What did this look like in practice? The head of the criminal investigation department comes into the car service: “So, Chaldeans, who I am, does everyone know? Here are the keys to the car. So that by the evening it will be like new! Any questions?"
He pressed with authority. With your position and your power .
Judicial practice on abuse of power
According to the article in question, punishment for abuse of official position will be imposed depending on the severity of the act. Let's consider several examples of crimes of varying severity for which sanctions are applied under Article 185 of the Criminal Code of the Russian Federation:
- an employee of the traffic police department issued a false accident report, in which he indicated damage to the car, which in fact did not exist, in order to increase insurance payments to the motorist and share the profit with the car owner;
- the head of the municipal district administration employed a relative, illegally dismissing another employee from this position, while the new employee had neither qualifications, education, nor experience in the relevant position.
Conclusions on judicial practice
Apart from the Criminal Code, abuse of official position is dealt with in Ordinance No. 19, issued by the Supreme Court on October 16, 2009.
Based on these legal acts, a number of conclusions can be drawn:
- When determining the gravity of the crime committed, judges are required to take into account whether the accused has real authority as an official.
- If a citizen works in a commercial company and commits similar actions without being an official, he must be tried under Article 201 of the Criminal Code.
- If during the commission of a crime negative consequences occurred only for a legal entity and did not affect the interests of society or the state, a criminal case will be initiated only after the filing of an application by the head of the affected organization.
- If a citizen acted at the direction or order of a superior leader, his actions will not be considered a crime.
Abuse of position is not uncommon. However, its presence must be proven. It is also important to prove the existence of consequences and the official concerned.

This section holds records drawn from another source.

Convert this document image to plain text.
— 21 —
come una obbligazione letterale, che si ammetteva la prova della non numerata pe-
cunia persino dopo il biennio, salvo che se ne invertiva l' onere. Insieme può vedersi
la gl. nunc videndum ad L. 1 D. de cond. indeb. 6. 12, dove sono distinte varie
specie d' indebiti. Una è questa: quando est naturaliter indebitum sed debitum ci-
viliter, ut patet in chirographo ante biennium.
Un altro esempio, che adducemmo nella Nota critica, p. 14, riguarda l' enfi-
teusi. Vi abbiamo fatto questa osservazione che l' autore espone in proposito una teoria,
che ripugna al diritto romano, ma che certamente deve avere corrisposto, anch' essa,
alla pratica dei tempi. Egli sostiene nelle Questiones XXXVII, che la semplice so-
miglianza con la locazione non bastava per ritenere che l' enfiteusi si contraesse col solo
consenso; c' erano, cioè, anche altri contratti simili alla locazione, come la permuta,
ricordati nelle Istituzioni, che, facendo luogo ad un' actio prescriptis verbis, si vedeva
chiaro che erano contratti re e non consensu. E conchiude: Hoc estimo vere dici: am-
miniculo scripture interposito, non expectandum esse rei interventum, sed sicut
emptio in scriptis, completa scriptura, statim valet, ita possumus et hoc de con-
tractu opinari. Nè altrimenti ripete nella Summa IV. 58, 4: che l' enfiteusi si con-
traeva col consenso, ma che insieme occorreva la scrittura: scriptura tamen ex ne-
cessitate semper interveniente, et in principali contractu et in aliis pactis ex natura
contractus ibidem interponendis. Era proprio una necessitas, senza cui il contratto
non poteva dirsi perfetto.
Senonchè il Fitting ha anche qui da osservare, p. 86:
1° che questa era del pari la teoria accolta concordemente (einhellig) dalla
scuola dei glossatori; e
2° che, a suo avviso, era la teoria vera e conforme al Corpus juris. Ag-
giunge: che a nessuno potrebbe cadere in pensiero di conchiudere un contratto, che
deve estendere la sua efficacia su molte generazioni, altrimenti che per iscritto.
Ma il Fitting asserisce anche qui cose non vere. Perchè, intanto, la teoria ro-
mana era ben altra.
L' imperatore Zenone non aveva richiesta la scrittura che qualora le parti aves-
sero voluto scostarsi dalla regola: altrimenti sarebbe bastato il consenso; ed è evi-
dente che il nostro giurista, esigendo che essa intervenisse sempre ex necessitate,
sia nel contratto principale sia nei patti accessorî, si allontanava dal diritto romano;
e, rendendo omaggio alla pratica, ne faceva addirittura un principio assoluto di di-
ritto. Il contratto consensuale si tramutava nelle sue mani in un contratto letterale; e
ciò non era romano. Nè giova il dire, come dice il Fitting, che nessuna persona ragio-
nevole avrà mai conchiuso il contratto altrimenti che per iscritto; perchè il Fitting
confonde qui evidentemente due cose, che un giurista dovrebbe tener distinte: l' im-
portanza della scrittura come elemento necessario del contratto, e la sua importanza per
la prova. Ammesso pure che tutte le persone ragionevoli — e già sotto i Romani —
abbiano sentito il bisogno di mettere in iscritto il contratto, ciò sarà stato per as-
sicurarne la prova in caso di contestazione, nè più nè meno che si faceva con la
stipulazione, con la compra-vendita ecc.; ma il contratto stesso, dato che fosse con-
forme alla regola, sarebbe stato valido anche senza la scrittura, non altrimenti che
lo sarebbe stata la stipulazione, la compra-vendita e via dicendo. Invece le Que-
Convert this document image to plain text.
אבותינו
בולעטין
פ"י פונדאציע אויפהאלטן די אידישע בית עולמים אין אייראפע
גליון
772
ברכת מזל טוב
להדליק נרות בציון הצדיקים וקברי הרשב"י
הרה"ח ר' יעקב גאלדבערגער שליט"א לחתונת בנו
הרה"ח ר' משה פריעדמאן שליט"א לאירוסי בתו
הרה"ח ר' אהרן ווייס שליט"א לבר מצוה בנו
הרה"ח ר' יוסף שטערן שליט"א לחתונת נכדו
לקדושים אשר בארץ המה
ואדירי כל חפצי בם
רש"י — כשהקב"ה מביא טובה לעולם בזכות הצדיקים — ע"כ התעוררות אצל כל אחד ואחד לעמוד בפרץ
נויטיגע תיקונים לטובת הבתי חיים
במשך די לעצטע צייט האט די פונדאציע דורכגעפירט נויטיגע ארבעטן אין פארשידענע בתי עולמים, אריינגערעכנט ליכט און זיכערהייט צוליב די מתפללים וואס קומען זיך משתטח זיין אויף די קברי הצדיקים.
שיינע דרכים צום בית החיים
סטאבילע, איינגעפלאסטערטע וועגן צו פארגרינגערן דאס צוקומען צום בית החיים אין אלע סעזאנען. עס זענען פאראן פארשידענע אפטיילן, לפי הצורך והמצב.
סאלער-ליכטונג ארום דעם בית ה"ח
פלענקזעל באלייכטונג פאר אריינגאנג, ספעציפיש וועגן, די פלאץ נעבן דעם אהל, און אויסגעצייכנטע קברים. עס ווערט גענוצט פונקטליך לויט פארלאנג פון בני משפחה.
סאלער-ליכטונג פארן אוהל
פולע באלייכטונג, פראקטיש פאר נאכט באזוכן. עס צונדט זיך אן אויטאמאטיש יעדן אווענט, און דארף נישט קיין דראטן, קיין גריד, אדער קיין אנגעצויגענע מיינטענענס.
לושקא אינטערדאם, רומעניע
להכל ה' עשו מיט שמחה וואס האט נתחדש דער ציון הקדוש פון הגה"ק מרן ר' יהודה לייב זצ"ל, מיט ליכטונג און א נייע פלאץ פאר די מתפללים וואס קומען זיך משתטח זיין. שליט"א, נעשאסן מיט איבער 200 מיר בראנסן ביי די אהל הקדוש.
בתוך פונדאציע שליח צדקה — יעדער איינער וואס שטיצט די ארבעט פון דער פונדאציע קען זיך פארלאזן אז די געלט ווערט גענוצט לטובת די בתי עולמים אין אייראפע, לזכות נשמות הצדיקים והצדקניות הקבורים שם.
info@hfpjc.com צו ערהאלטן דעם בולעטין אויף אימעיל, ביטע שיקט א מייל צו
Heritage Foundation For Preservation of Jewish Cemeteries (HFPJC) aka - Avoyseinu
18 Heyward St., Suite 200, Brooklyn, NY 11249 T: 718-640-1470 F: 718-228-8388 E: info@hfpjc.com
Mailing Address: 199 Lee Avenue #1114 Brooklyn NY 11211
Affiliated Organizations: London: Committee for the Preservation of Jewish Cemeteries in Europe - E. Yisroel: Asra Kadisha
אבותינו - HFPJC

What investigators must prove in case of abuse of power
Investigators must prove the existence of a crime, namely:
- Object (interests of service, society and state)
- Subject (official)
Objective side (illegal acts using one’s official powers must necessarily lead to a significant violation of the rights and legitimate interests of citizens, society or the state)
Subjective side (deliberate form of guilt, presence of selfish or other personal motives)
The subject of a crime can be officials, who understand:
- persons performing the functions of government representatives,
- persons performing organizational-managerial or administrative-economic functions in state and municipal bodies, state and municipal institutions, state extra-budgetary funds, state corporations, state-owned companies, in the Armed Forces of the Russian Federation.
And the act will be completed when the rights and legitimate interests of other persons are significantly violated.
So investigators must prove that
- the person has any authority,
- he used them contrary to the interests of the service,
- the criminal act caused damage to the rights of citizens, society, the state,
- the suspect had the intent to commit a crime, as well as selfish or other personal motives.